Source: FactSet, State Street Investment Management, as of December 2025. Figures are annualized for periods longer than one year. Returns are annualized. Excess annualized returns show the emerging market relative performance over developed market. Combined growth and dollar phases are based on the interaction between growth differentials and dollar cycle, identified using realized macro trends to illustrate historical alignment with EM relative performance across cycles.

It’s important to note that the two drivers don’t explain every period of EM performance. Valuations, geopolitics, policy decisions, sector composition, and country-specific developments all matter. But over long cycles, growth differentials and dollar conditions may provide investors with a useful lens for positioning EM exposure within a global portfolio context.

Position EM with the cycle, not against it

For many investors, benchmark representation remains a reasonable starting point for long-term EM exposure, with the precise allocation reflecting a combination of return objectives, diversification needs, risk tolerance, or regulatory constraints.

This strategic allocation can serve as a policy-neutral anchor, with macro conditions informing measured positioning around that baseline.3

Periods where both growth differentials and dollar conditions aligned favorably historically tended to justify greater confidence in EM allocations, while periods where both moved unfavorably often warranted greater caution. Mixed environments may justify allocations closer to strategic neutral.

Importantly, these variables tend to evolve over medium-to-long horizons rather than short tactical windows.
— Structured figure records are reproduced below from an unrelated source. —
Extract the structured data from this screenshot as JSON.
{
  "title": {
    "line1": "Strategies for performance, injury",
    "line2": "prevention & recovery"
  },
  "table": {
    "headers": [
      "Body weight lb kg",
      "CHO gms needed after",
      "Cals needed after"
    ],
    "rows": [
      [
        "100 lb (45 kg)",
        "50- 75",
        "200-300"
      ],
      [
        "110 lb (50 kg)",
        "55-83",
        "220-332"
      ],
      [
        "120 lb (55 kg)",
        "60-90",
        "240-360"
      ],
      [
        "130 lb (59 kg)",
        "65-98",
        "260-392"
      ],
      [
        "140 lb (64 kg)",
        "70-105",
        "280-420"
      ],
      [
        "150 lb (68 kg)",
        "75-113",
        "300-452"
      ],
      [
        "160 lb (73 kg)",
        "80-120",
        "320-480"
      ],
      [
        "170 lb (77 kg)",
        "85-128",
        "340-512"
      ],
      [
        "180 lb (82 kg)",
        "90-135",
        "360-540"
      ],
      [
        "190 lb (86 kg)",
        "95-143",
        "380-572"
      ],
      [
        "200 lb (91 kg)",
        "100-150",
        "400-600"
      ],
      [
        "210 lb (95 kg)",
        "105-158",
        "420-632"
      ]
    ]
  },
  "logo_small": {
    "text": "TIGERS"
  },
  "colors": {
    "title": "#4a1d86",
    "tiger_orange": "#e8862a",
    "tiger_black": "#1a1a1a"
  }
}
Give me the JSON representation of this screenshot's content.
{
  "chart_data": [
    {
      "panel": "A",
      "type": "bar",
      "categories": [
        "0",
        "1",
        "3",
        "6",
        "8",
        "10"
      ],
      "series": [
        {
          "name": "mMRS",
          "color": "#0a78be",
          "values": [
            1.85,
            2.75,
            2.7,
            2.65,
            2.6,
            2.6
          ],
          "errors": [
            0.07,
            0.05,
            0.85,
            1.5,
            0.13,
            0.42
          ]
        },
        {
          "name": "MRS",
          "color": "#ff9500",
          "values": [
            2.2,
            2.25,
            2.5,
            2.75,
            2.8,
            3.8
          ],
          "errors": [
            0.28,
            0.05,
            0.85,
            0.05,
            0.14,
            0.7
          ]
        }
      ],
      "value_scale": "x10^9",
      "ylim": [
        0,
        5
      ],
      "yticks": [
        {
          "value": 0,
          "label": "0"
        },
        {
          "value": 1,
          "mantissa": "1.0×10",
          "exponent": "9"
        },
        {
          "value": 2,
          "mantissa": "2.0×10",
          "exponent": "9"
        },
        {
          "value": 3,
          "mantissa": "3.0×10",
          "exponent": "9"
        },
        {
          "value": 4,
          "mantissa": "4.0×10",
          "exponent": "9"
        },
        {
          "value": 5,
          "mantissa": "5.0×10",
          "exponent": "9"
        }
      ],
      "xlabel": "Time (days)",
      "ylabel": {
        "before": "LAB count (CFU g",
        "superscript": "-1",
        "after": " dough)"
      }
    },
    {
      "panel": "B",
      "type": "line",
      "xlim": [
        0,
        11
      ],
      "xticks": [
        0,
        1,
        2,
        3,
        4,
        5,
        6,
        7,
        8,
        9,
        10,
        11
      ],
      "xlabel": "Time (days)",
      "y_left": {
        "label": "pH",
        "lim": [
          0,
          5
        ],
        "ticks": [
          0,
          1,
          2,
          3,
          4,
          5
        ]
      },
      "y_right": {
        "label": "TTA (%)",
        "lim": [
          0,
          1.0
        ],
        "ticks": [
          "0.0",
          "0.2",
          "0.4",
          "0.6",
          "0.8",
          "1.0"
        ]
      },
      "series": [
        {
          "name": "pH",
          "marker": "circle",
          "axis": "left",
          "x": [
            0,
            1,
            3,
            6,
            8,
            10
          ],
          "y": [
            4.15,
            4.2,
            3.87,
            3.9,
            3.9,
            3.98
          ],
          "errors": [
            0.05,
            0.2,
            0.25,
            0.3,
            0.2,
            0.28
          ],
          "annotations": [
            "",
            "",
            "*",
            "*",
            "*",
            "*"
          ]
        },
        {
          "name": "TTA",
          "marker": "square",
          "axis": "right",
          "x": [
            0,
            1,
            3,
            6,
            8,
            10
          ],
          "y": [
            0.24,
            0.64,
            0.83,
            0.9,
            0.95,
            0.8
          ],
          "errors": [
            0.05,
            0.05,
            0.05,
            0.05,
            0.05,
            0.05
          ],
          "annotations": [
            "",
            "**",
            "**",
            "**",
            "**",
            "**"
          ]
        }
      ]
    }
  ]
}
While identifying turning points in real time remains inherently difficult, the persistence of these factors means alignment can still matter meaningfully for medium-to-long-term allocation decisions once broader trends become established. Investors having strong convictions on the direction of these variables can align earlier to take advantage.

For investors navigating increasingly complex global markets, considering EM exposure through this dual macro lens may offer a more flexible approach than maintaining a uniform allocation across differing market conditions.